Артур снял трубку таксофона, быстро стал набирать номер и замер, вспоминая последнюю цифру: «семерка» или «девятка»? Обычно он ошибался и потому, не рассчитывая на память, пользовался записной книжкой, но сейчас ее под рукой не было. Или до сих пор валяется в сейфе кого-нибудь из оперов, проводивших у него дома обыск, или спрятана где-то у матери, если они удосужились вернуть изъятые вещи. Набрал «семерку», дождался соединения:
– Здравствуйте, Антона позовите, пожалуйста.
– Минуту.
То обстоятельство, что номер удалось вспомнить верно, показалось хорошим знаком. Судьба на его стороне… Или наоборот, заманивает в ловушку?
– Слушаю.
– Шмель? Здорово, братуха! Антон как будто не удивился:
– Ты откуда?
– Из кабинета начальника. Пустил позвонить за косяк анаши. Ты один?
Пауза.
– Я давно один.
Теперь уже Заваров помолчал, стараясь подобрать слова поделикатнее, чтобы не бередить незатянувшуюся рану. Таксофон предупреждающе пискнул, и Артур поторопился опустить в щель двухрублевую монетку.
– Меня отпустили.
– Вчистую?
– Боюсь, что ненадолго. К тебе можно?
– Зачем спрашиваешь? Мог и не звонить.
– Я опасался, что могут быть посторонние.
– Чужие здесь не ходят. Когда тебя ждать?
– Подскажи, сколько времени, а то эти сволочи мне часы не вернули.
– Двадцать двадцать шесть.
– Не хочется твоим соседям глаза мозолить…
Три четверти часа спустя Заваров сошел с автобуса. Рядом с остановкой располагался продовольственный магазин. Несмотря на позднее время, входная дверь была открыта и доносились возбужденные голоса – то ли качал права кто-то из покупателей, то ли отмечали конец рабочего дня продавцы. Оказалось – второе. Кроме двух женщин в белых халатах, в зале находились трое мужчин. Один был в камуфляжной форме без знаков различия, другие – в обычных куртках и брюках, заправленных в резиновые сапоги. Все трое держали в руках бутылки пива, на прилавке перед ними белела газета, на которой стояли бутылка и тарелка с немудреной закуской. Увидев лицо мужчины в форме, Заваров обомлел. Он не помнил фамилии, но был уверен, что тот носит звание майора внутренней службы и работает в оперчасти следственного изолятора. В тюрьме им общаться не доводилось. Артур запомнил мента совершенно случайно и полагал, что тот его не знает. Скорее всего, майор здесь живет или приехал в гости, а не находится по долгу службы, ожидая недавнего зека, чтобы заново препроводить его в тюрьму. Но если следователь уже прочухался и успел объявить розыск, как поведет себя этот «кум»? Попробует задержать, рассчитывая на помощь собутыльников или отвернется, сделав вид, что не признал разыскиваемого преступника? Внешний вид майора наталкивал на мысль о первом варианте. Драки Артур не боялся, был уверен, что раскидает всех троих. Лишь бы у мента не оказалось пистолета… Впрочем, и пистолет тому вряд ли поможет. Он ведь не техасский рейнджер, десять раз подумает, прежде чем обнажить ствол и уж тем более осмелиться выстрелить. Нет, «макарка» ситуацию не переломит, но очень хотелось бы выкрутиться без драки. Не из уважения к погонам – после ареста Заваров утратил последние остатки хорошего отношения к сотрудникам МВД, – а хотя бы для того, чтобы не подставлять Шмеля. Опера наверняка его вычислят и запрессуют так плотно, что небо с овчинку покажется.

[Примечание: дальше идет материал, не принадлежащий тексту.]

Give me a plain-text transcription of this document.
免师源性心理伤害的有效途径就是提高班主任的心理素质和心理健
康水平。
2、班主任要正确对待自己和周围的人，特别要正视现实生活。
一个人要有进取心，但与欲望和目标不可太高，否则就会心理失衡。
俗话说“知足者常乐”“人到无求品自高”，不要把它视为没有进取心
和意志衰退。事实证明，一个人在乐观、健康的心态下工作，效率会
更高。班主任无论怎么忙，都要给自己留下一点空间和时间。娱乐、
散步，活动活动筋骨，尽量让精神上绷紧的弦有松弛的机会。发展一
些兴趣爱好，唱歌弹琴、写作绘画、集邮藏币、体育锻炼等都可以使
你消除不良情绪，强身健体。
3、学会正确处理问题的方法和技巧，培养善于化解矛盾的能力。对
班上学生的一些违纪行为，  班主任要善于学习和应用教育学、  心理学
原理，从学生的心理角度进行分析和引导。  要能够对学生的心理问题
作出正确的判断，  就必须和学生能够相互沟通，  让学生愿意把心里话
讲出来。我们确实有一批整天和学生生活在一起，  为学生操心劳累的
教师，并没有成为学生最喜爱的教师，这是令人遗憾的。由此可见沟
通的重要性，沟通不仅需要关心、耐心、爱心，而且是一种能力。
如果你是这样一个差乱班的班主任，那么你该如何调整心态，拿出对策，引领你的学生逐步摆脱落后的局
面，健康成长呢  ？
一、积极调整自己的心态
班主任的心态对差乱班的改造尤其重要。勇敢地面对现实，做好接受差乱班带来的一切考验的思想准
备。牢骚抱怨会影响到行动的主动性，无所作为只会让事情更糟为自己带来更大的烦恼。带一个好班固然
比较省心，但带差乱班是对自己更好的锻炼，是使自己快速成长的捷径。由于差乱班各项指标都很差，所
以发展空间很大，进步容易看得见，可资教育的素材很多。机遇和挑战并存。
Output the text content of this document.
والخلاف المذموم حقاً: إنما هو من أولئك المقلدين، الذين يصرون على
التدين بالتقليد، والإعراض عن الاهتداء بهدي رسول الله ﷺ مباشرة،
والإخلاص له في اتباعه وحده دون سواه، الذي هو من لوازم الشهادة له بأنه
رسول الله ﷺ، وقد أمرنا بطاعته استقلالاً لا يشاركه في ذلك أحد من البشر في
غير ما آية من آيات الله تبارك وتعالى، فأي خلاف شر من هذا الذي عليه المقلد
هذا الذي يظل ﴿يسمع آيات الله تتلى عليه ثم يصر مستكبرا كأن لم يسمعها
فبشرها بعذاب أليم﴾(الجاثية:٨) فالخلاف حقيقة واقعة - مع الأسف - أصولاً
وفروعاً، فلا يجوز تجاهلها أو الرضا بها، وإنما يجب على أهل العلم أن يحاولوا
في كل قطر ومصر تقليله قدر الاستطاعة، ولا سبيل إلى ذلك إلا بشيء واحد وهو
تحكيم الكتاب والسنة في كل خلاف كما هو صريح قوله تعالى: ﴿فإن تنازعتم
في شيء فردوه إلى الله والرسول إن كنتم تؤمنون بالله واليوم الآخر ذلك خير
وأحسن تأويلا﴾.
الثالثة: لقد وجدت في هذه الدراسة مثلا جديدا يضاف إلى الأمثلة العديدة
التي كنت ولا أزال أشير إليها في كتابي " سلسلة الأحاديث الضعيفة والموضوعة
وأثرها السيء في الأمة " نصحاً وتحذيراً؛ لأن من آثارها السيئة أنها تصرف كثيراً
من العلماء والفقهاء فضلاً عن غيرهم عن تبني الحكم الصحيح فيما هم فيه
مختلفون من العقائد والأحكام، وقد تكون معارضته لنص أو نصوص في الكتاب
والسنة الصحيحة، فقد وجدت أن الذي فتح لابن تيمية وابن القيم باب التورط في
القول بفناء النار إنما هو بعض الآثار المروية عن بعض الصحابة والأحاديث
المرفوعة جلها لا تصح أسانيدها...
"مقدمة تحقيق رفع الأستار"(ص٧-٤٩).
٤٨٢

Отступать было поздно. Одна из продавщиц повернулась к Артуру, всплеснула руками и недовольно спросила, не из любопытства, а ради скандала:
– Молодой человек, вы что, не видите: у нас закрыто! Господи, да что ж такое! Дай волю, так до самого утра будут шоркаться, ни минуты отдохнуть не дадут.
Вторая продавщица оказалась приветливее:
– Тамара, не гоношись. Я его обслужу. Водочки?
Удобный момент для того, чтобы воспользоваться ситуацией и выскользнуть за дверь был упущен, и Заваров кивнул.
– Какую вам дать?
– А какая получше?
На двух полках, вытянув тонкие синюшные горлышки, стояли поллитровки «Пшеничной» и «Московской» с подозрительными этикетками, бледными и криво наклеенными, пережившими не один разлив.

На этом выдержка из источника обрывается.